The current revolution in robotics is due to rapid advances in the ability of robots to think.
This means that most of the big improvements we'll see in the use of autonomous robots in warfare will be due to finding new uses of this attribute more than any other. Let's explore this a bit.
It's now possible to turn a simple low performance drone into a weapon that is nearly as effective as a precision guided missile (PGM) that costs hundreds of thousands of dollars. This is accomplished through the creative substitute inexpensive and sophisticated machine thinking for expensive mechanical performance.
In other words, the smarter the drone is, the better it can mimic the performance of the much more expensive PGM.
This is already possible today with inexpensive, commercially available drones. Low cost drones are now smart enough to approximate the performance of an expensive surface to surface missile system with a little creativity. Let's dive into this a bit.
From a mechanical perspective, consumer drones aren't that impressive:
- ~1-2 pound payload
- ~20 min flight time
- 20-40 miles per hour flight speed
However, these drones are already very smart:
- They can fly themselves. They can take-off, fly enroute, and land autonomously.
- They can precisely navigate a course based on the GPS waypoints you designate.

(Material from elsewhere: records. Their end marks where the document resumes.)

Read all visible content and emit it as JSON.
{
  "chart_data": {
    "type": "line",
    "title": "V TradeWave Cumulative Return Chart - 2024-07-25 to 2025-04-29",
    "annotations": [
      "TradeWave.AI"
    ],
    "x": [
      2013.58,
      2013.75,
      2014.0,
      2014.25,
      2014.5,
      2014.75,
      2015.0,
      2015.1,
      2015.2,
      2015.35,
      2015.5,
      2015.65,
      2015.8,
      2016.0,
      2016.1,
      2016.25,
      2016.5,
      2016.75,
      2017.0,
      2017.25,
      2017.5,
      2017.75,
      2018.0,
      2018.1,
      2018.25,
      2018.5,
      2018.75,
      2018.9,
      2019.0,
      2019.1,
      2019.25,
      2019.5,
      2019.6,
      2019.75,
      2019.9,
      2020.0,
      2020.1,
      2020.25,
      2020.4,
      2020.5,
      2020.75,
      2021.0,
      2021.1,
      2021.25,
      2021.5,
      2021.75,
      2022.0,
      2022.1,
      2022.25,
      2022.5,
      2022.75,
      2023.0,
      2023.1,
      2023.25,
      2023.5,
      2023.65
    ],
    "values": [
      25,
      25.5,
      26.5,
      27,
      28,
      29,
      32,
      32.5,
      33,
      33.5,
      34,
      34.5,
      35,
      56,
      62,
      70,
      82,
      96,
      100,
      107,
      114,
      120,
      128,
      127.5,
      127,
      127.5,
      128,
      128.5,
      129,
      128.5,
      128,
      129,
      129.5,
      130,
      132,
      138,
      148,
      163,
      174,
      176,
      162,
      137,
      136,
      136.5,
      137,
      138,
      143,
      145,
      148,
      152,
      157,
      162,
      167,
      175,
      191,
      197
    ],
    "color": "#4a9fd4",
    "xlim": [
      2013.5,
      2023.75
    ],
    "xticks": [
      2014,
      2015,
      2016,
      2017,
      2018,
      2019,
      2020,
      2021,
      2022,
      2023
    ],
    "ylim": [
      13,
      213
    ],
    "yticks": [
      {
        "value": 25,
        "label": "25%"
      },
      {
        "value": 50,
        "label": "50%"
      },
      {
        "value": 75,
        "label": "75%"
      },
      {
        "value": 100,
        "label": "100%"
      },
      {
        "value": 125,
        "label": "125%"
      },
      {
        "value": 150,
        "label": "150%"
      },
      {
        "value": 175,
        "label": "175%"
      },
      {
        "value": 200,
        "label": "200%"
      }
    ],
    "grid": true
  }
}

- They can now (a recent development) use digital cameras to find, track, and follow objects. Some can even land on objects they find based on a description of that object.
Even this basic capability is more than enough to turn a basic drone into an extremely dangerous first strike weapon. Here's a scenario that pits ten drones against a major airport:
- Ten drones would take off autonomously in 1 minute intervals.
- Each would follow a GPS flightpath to a preselected portion of an airport.
- Upon arrival, a digital camera would identify the nearest wing of an aircraft.
- The drone would land itself in the middle of that wing.
- A pound of thermite in the payload would ignite upon landing.
- The thermite would burn through the wing, igniting the fuel inside...
- Most of the airport and nearly all of the planes on the tarmac are destroyed.
Here are the takeaways:
- Even the simple robotic platforms of today can be extremely effective as weapons. At current rates of improvement in machine intelligence, the situation will get much more interesting very, very soon.
- It's possible to creatively trade inexpensive machine smarts for expensive mechanical performance.
- We need to figure this out before the bad guys do. However, figuring this out requires a deep insight into the dynamics driving this forward.